Even that thing that Topps started doing in the '90s (I think), in which it featured a player with one team in Series 1 and then his new team in Series 2, is weird to me. There are so many other players who don't even get one card. How 'bout save that for the update set?
In 1995 Stadium Club, Whiten appeared in Series 2, at card No. 462, with the Cardinals.
Then he appeared on card No. 574 with the Red Sox, in something called "the high number series."
I suppose that was Stadium Club's "update set" in 1995. But if you ask me, 495 cards -- which is what Series 1 and Series 2 comes to in '95 Stadium Club -- is hardly a full set.
Ever since the '90s hit, the lines have been blurred about what you can and cannot do with a set, how many cards a player gets in a set and all that.
I suppose my main question here, and why I'm rambling about Hard Hittin' Mark Whiten, is: when was the first example of this -- a player getting two different cards in the base set, without one of them being a subset card of some sort?
The earliest I can think of is 1993 Upper Deck.

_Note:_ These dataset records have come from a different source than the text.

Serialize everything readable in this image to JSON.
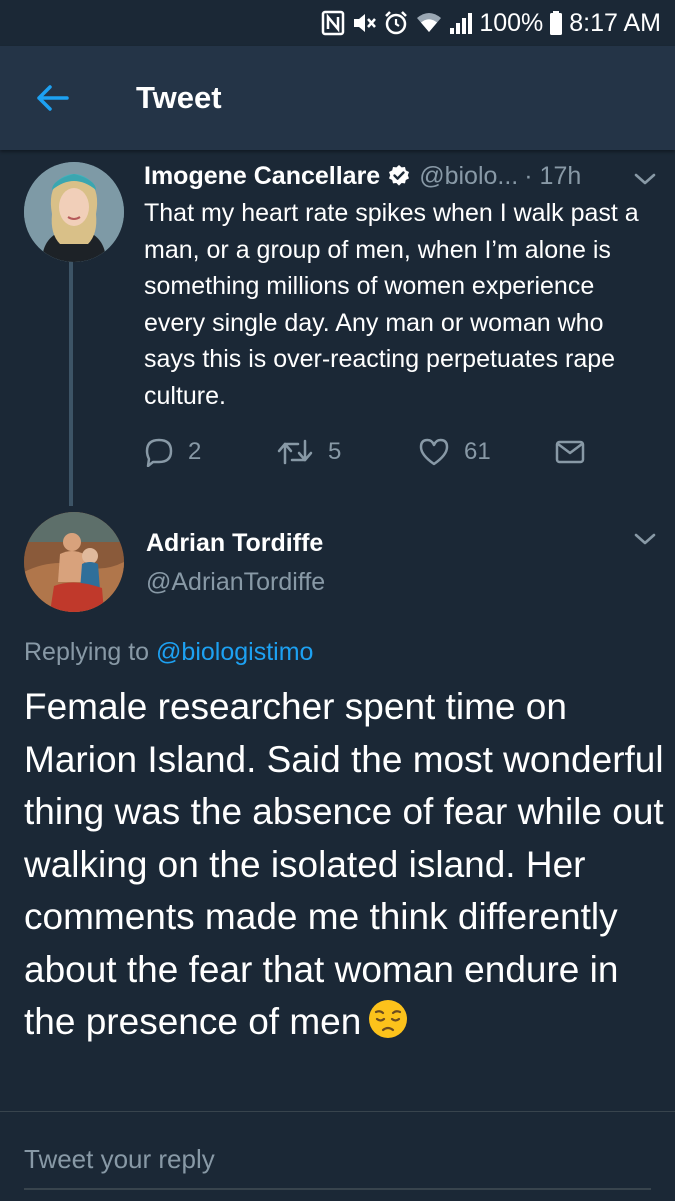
{
  "status_bar": {
    "battery": "100%",
    "time": "8:17 AM",
    "icons": [
      "nfc-icon",
      "mute-icon",
      "alarm-icon",
      "wifi-icon",
      "signal-icon",
      "battery-icon"
    ]
  },
  "app_bar": {
    "title": "Tweet",
    "back_icon": "back-arrow-icon"
  },
  "parent_tweet": {
    "name": "Imogene Cancellare",
    "handle": "@biolo...",
    "time": "· 17h",
    "verified": true,
    "text": "That my heart rate spikes when I walk past a man, or a group of men, when I’m alone is something millions of women experience every single day. Any man or woman who says this is over-reacting perpetuates rape culture.",
    "replies": "2",
    "retweets": "5",
    "likes": "61"
  },
  "main_tweet": {
    "name": "Adrian Tordiffe",
    "handle": "@AdrianTordiffe",
    "replying_prefix": "Replying to",
    "replying_to": "@biologistimo",
    "text": "Female researcher spent time on Marion Island. Said the most wonderful thing was the absence of fear while out walking on the isolated island. Her comments made me think differently about the fear that woman endure in the presence of men",
    "emoji": "pensive-face-icon"
  },
  "reply_box": {
    "placeholder": "Tweet your reply"
  },
  "colors": {
    "background": "#1b2836",
    "app_bar": "#243447",
    "accent": "#1da1f2",
    "secondary_text": "#8899a6"
  }
}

But it's very possible UD did it before '93.
Oh, right, Topps had two different Ted Williams cards in 1954. I suppose it's been going on way earlier than the '90s.
Anyway, that's all for today. Leave your thoughts in the comments as usual.
Comments
I remember Steve Trachsel randomly had two cards in 2007 Topps for some reason - he didn't change teams or anything, and it's not like he did anything noteworthy that year. Weird.
#200 Mike Piazza (Dodgers)
#391 Mike Piazza (Marlins)
#503 Mike Piazza (Mets)
...kinda wish Topps would have given Dave Kingman this treatment in 1978...
Totally agree that all players should be represented before someone gets a second card. The undercoverage of player rosters in current sets is inexcusable.
I think that most of the early Upper Decks are actually the night-numeber "extended" set. They seem like all the same se now but the extended set functioned a little like a traded set in hat you could buy it by itself but also showed up in wax packs and factory sets by th end of the year.
And yeah as others have mentioned on here, multiple base cards per player has been going on since we've been making cards. If you limit things to the post-1948 era though it seems to be pretty rare aside from the 1954 Teddys (the print-run variants in the 1960 are a different beast)
Anyway, didn’t know about the two different Mark Whiten cards in Stadium Club. My only memory of him is the 4 HR game he had against the Reds when he was with the Cardinals.